Oleh: Dr. Adian Husaini (www.adianhusaini.id)
Sejarawan Marvin Perry, mencatat dalam bukunya, Western Civilization: A Brief History, (New York: Houghton Mifflin Company, 1997), bahwa nilai penting dari pemikiran Niccolo Machiaveli adalah usahanya melepaskan pemikiran politik dari kerangka agama dan meletakkan politik semata-mata urusan ilmuwan politik.
“In secularizing and rationalizing political philosophy, he initiated a trend of thought that we recognized as distinctly modern,” tulis Perry.
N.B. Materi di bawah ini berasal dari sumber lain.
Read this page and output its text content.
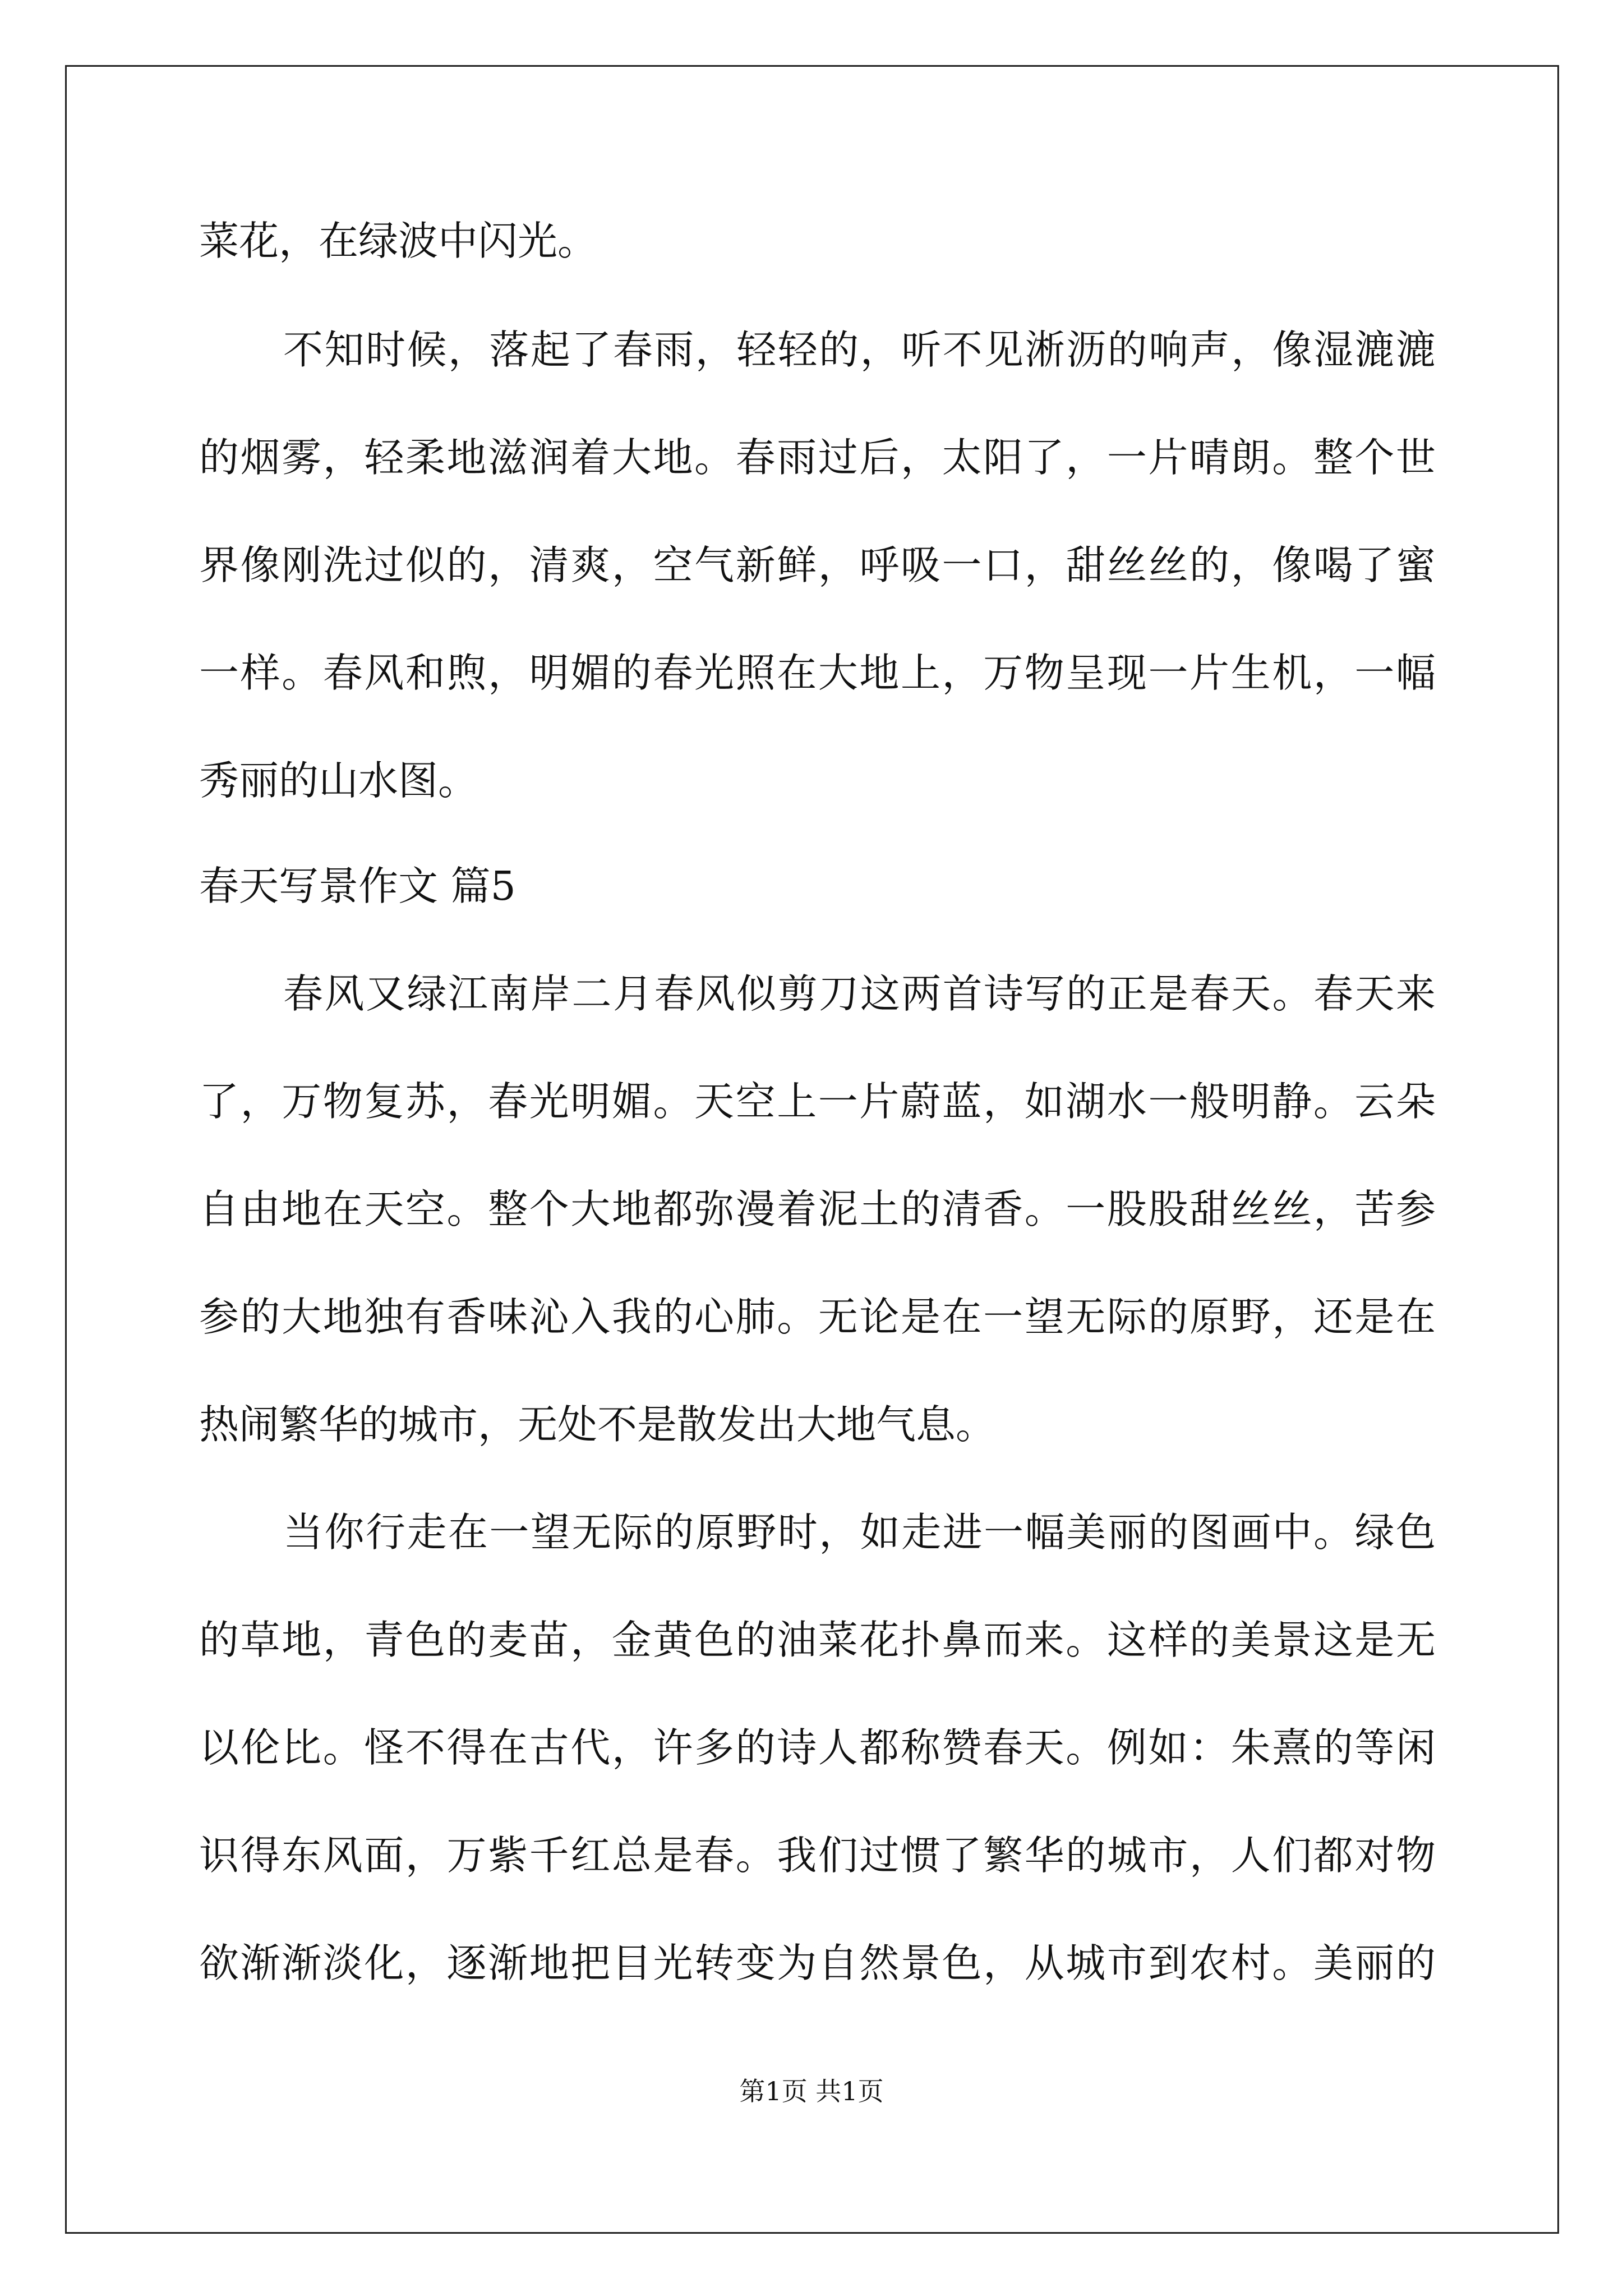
菜花，在绿波中闪光。

不知时候，落起了春雨，轻轻的，听不见淅沥的响声，像湿漉漉

的烟雾，轻柔地滋润着大地。春雨过后，太阳了，一片晴朗。整个世

界像刚洗过似的，清爽，空气新鲜，呼吸一口，甜丝丝的，像喝了蜜

一样。春风和煦，明媚的春光照在大地上，万物呈现一片生机，一幅

秀丽的山水图。

春天写景作文 篇5

春风又绿江南岸二月春风似剪刀这两首诗写的正是春天。春天来

了，万物复苏，春光明媚。天空上一片蔚蓝，如湖水一般明静。云朵

自由地在天空。整个大地都弥漫着泥土的清香。一股股甜丝丝，苦参

参的大地独有香味沁入我的心肺。无论是在一望无际的原野，还是在

热闹繁华的城市，无处不是散发出大地气息。

当你行走在一望无际的原野时，如走进一幅美丽的图画中。绿色

的草地，青色的麦苗，金黄色的油菜花扑鼻而来。这样的美景这是无

以伦比。怪不得在古代，许多的诗人都称赞春天。例如：朱熹的等闲

识得东风面，万紫千红总是春。我们过惯了繁华的城市，人们都对物

欲渐渐淡化，逐渐地把目光转变为自然景色，从城市到农村。美丽的

第1页 共1页
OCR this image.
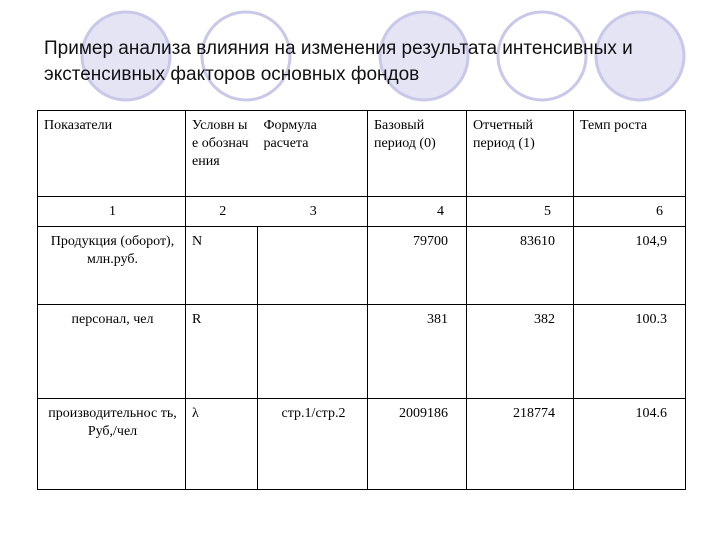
Пример анализа влияния на изменения результата интенсивных и экстенсивных факторов основных фондов
Показатели	Условн ые обознач ения	Формула расчета	Базовый период (0)	Отчетный период (1)	Темп роста
1	2	3	4	5	6
Продукция (оборот), млн.руб.	N		79700	83610	104,9
персонал, чел	R		381	382	100.3
производительнос ть, Руб,/чел	λ	стр.1/стр.2	2009186	218774	104.6
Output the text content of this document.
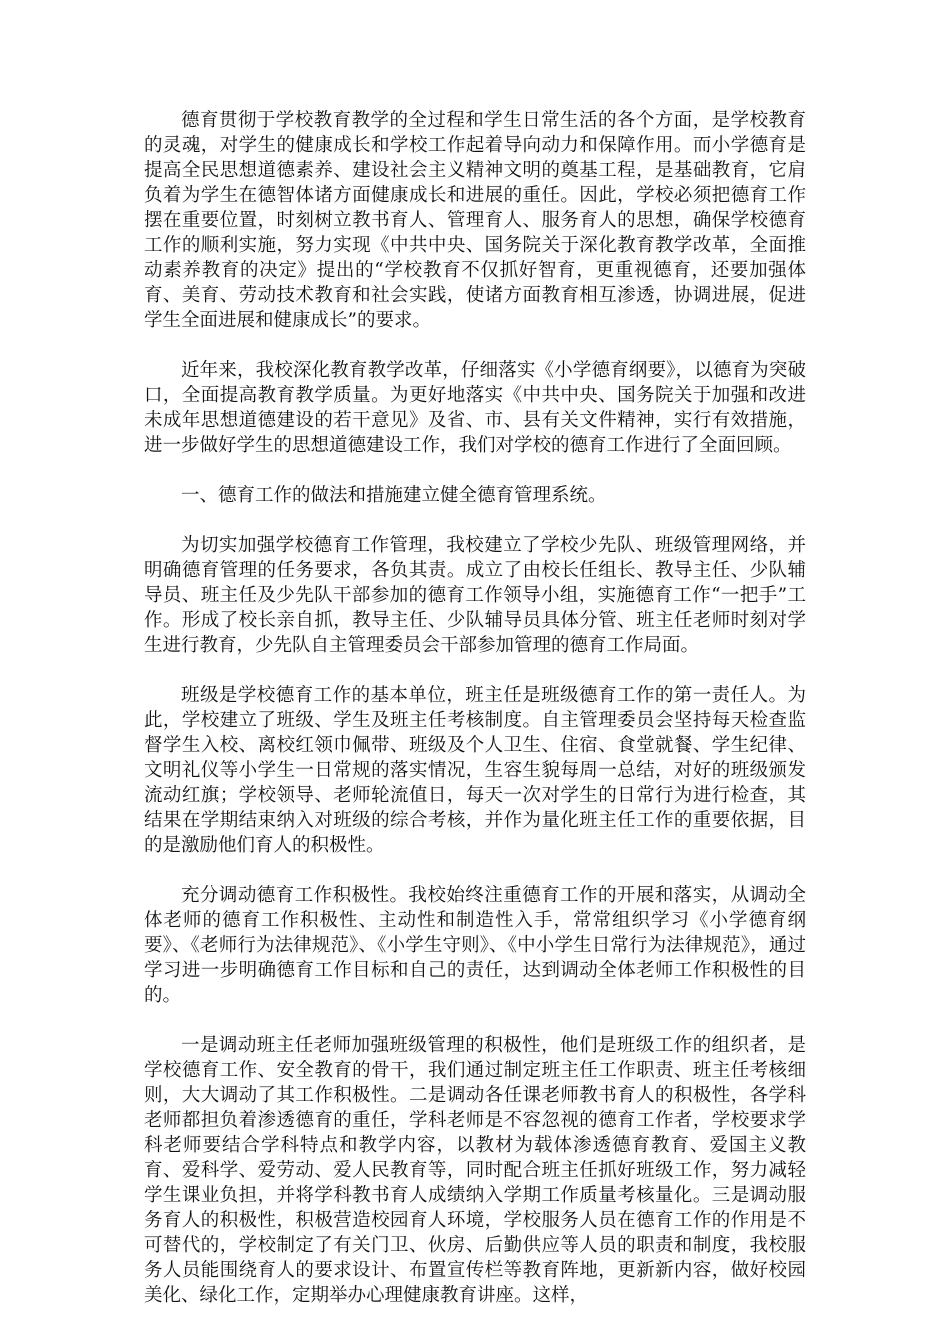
德育贯彻于学校教育教学的全过程和学生日常生活的各个方面，是学校教育的灵魂，对学生的健康成长和学校工作起着导向动力和保障作用。而小学德育是提高全民思想道德素养、建设社会主义精神文明的奠基工程，是基础教育，它肩负着为学生在德智体诸方面健康成长和进展的重任。因此，学校必须把德育工作摆在重要位置，时刻树立教书育人、管理育人、服务育人的思想，确保学校德育工作的顺利实施，努力实现《中共中央、国务院关于深化教育教学改革，全面推动素养教育的决定》提出的“学校教育不仅抓好智育，更重视德育，还要加强体育、美育、劳动技术教育和社会实践，使诸方面教育相互渗透，协调进展，促进学生全面进展和健康成长”的要求。

近年来，我校深化教育教学改革，仔细落实《小学德育纲要》，以德育为突破口，全面提高教育教学质量。为更好地落实《中共中央、国务院关于加强和改进未成年思想道德建设的若干意见》及省、市、县有关文件精神，实行有效措施，进一步做好学生的思想道德建设工作，我们对学校的德育工作进行了全面回顾。

一、德育工作的做法和措施建立健全德育管理系统。

为切实加强学校德育工作管理，我校建立了学校少先队、班级管理网络，并明确德育管理的任务要求，各负其责。成立了由校长任组长、教导主任、少队辅导员、班主任及少先队干部参加的德育工作领导小组，实施德育工作“一把手”工作。形成了校长亲自抓，教导主任、少队辅导员具体分管、班主任老师时刻对学生进行教育，少先队自主管理委员会干部参加管理的德育工作局面。

班级是学校德育工作的基本单位，班主任是班级德育工作的第一责任人。为此，学校建立了班级、学生及班主任考核制度。自主管理委员会坚持每天检查监督学生入校、离校红领巾佩带、班级及个人卫生、住宿、食堂就餐、学生纪律、文明礼仪等小学生一日常规的落实情况，生容生貌每周一总结，对好的班级颁发流动红旗；学校领导、老师轮流值日，每天一次对学生的日常行为进行检查，其结果在学期结束纳入对班级的综合考核，并作为量化班主任工作的重要依据，目的是激励他们育人的积极性。

充分调动德育工作积极性。我校始终注重德育工作的开展和落实，从调动全体老师的德育工作积极性、主动性和制造性入手，常常组织学习《小学德育纲要》、《老师行为法律规范》、《小学生守则》、《中小学生日常行为法律规范》，通过学习进一步明确德育工作目标和自己的责任，达到调动全体老师工作积极性的目的。

一是调动班主任老师加强班级管理的积极性，他们是班级工作的组织者，是学校德育工作、安全教育的骨干，我们通过制定班主任工作职责、班主任考核细则，大大调动了其工作积极性。二是调动各任课老师教书育人的积极性，各学科老师都担负着渗透德育的重任，学科老师是不容忽视的德育工作者，学校要求学科老师要结合学科特点和教学内容，以教材为载体渗透德育教育、爱国主义教育、爱科学、爱劳动、爱人民教育等，同时配合班主任抓好班级工作，努力减轻学生课业负担，并将学科教书育人成绩纳入学期工作质量考核量化。三是调动服务育人的积极性，积极营造校园育人环境，学校服务人员在德育工作的作用是不可替代的，学校制定了有关门卫、伙房、后勤供应等人员的职责和制度，我校服务人员能围绕育人的要求设计、布置宣传栏等教育阵地，更新新内容，做好校园美化、绿化工作，定期举办心理健康教育讲座。这样，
Jadi, sumbangan terbesar Machiavelli adalah menghilangkan faktor agama dalam politik, dengan memandang masalah politik dan negara, semata-mata sebagai faktor saintifik yang rasional. Inilah yang dipandang sebagai ilmu politik modern.
Karena menolak semua sumber ilmu yang berasal dari “Kitab Suci”, maka para ilmuwan sekular menumpukan pencarian asal-usul alam semesta dan menusia semata-mata berdasarkan sumber “indera” (positivisme) dan sumber akal (rasionalisme). Akibatnya, pikiran, waktu dan tenaga yang luar biasa besarnya dicurahkan untuk mencari asal-usul alam semesta, yang sebenarnya bersifat rasional spekulatif, dan tidak membawa dampak positif besar bagi kehidupan manusia, dibandingkan dengan banyaknya umat manusia yang masih hidup dalam penderitaan.
. Pada 10 September 2011, berbagai media massa inernasional menyiarkan berita, bahwa
Badan Antariksa AS, NASA, berhasil meluncurkan dua satelit kembar dengan sebuah roket Delta II dari Cape Canaveral Air Force Station, Florida, AS, Sabtu (10/9/2011) pukul 09.08 waktu setempat atau 20.08 WIB. “Misi ini tergolong murah dengan menghabiskan dana 500 juta dollar AS,” begitu berita di salah satu media online. Misi besar ke dua satelit adalah menduga-duga, apakah benar dugaan bahwa Bulan yang ada saat ini merupakan hasil tumbukan dua benda langit atau di masa lalu ada dua Bulan yang mengelilingi Bumi.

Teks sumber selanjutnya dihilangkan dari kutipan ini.